Now that you have a solid understanding of the basics of CyberGIS-Compute, there are a variety of next steps you can take to learn more!

Glossary

Definition

CyberGIS: CyberGIS is a term coined by Dr. Shaowen Wang in 2010 to describe the use of HPC and cyberinfrastructure for solving geospatial problems. Whereas GIS has traditionally been performed on individual, personal computers, cyberGIS is focused on solving problems that are more data or computationally intensive. For those hoping to learn more, check out “A CyberGIS Framework for the Synthesis of Cyberinfrastructure, GIS, and Spatial Analysis”

Definition

CyberGISX: CyberGISX is a JupyterHub which is hosted and maintained by the CyberGIS Center. The JupyterHub is focused on education and research in the geospatial sciences.

Definition

High-Performance Computing (HPC): High-performance computing (HPC) uses supercomputing and computer clusters (many computers working together) to tackle computational problems (analysis/modeling/etc.), with an emphasis on solving “big” problems like big data problems, computationally intensive problems, and problems requiring lots of memory. Put another way, HPC resources can help you tackle computational problems that you can’t tackle with your own computer!

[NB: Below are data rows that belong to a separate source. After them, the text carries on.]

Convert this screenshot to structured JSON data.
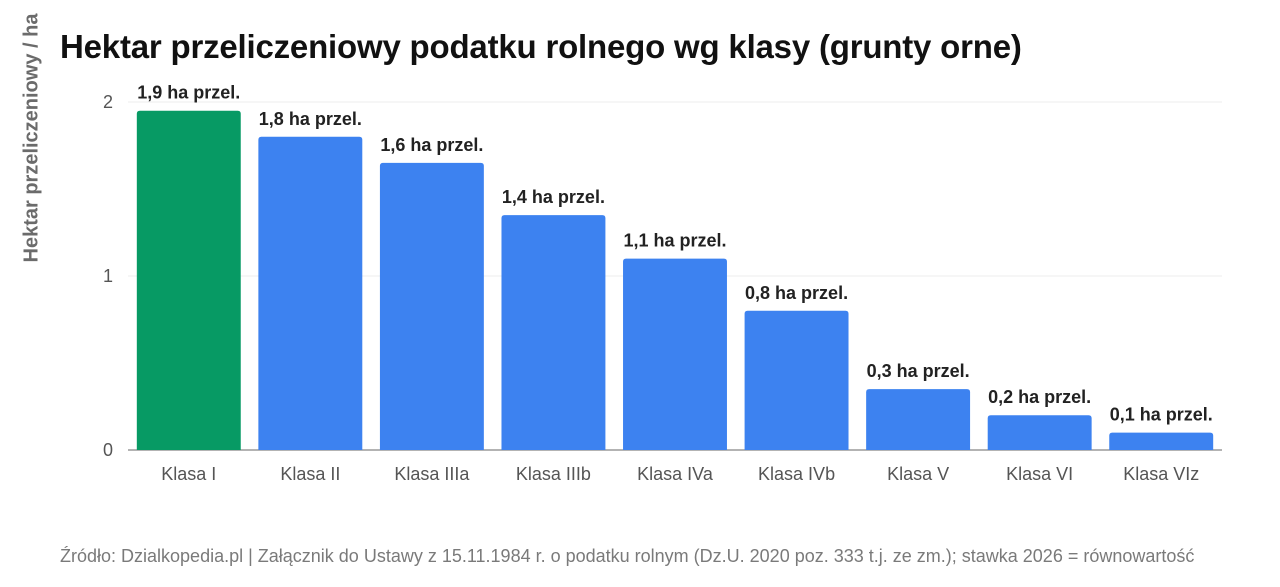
{
  "chart_data": {
    "type": "bar",
    "title": "Hektar przeliczeniowy podatku rolnego wg klasy (grunty orne)",
    "ylabel": "Hektar przeliczeniowy / ha",
    "xlabel": "",
    "ylim": [
      0,
      2
    ],
    "yticks": [
      "0",
      "1",
      "2"
    ],
    "grid": true,
    "categories": [
      "Klasa I",
      "Klasa II",
      "Klasa IIIa",
      "Klasa IIIb",
      "Klasa IVa",
      "Klasa IVb",
      "Klasa V",
      "Klasa VI",
      "Klasa VIz"
    ],
    "values": [
      1.95,
      1.8,
      1.65,
      1.35,
      1.1,
      0.8,
      0.35,
      0.2,
      0.1
    ],
    "data_labels": [
      "1,9 ha przel.",
      "1,8 ha przel.",
      "1,6 ha przel.",
      "1,4 ha przel.",
      "1,1 ha przel.",
      "0,8 ha przel.",
      "0,3 ha przel.",
      "0,2 ha przel.",
      "0,1 ha przel."
    ],
    "highlight_index": 0,
    "colors": {
      "highlight": "#079a64",
      "default": "#3d82f0",
      "grid": "#ececec",
      "axis": "#9a9a9a"
    }
  },
  "source_note": "Źródło: Dzialkopedia.pl | Załącznik do Ustawy z 15.11.1984 r. o podatku rolnym (Dz.U. 2020 poz. 333 t.j. ze zm.); stawka 2026 = równowartość"
}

HPC resources are also sometimes refered to as cyberinfrastructure which means infrastructure of computers and information systems.

Definition

Jupyter/JupyterHub: Jupyter describes itself as a “web-based interactive development environment for notebooks, code, and data.” Notebooks are the documents created by Jupyter, they are like interactive sets of code which can be mixed with text, visuals, and interactive elements. A JupyterHub is a way to provide Jupyter interfaces to many users.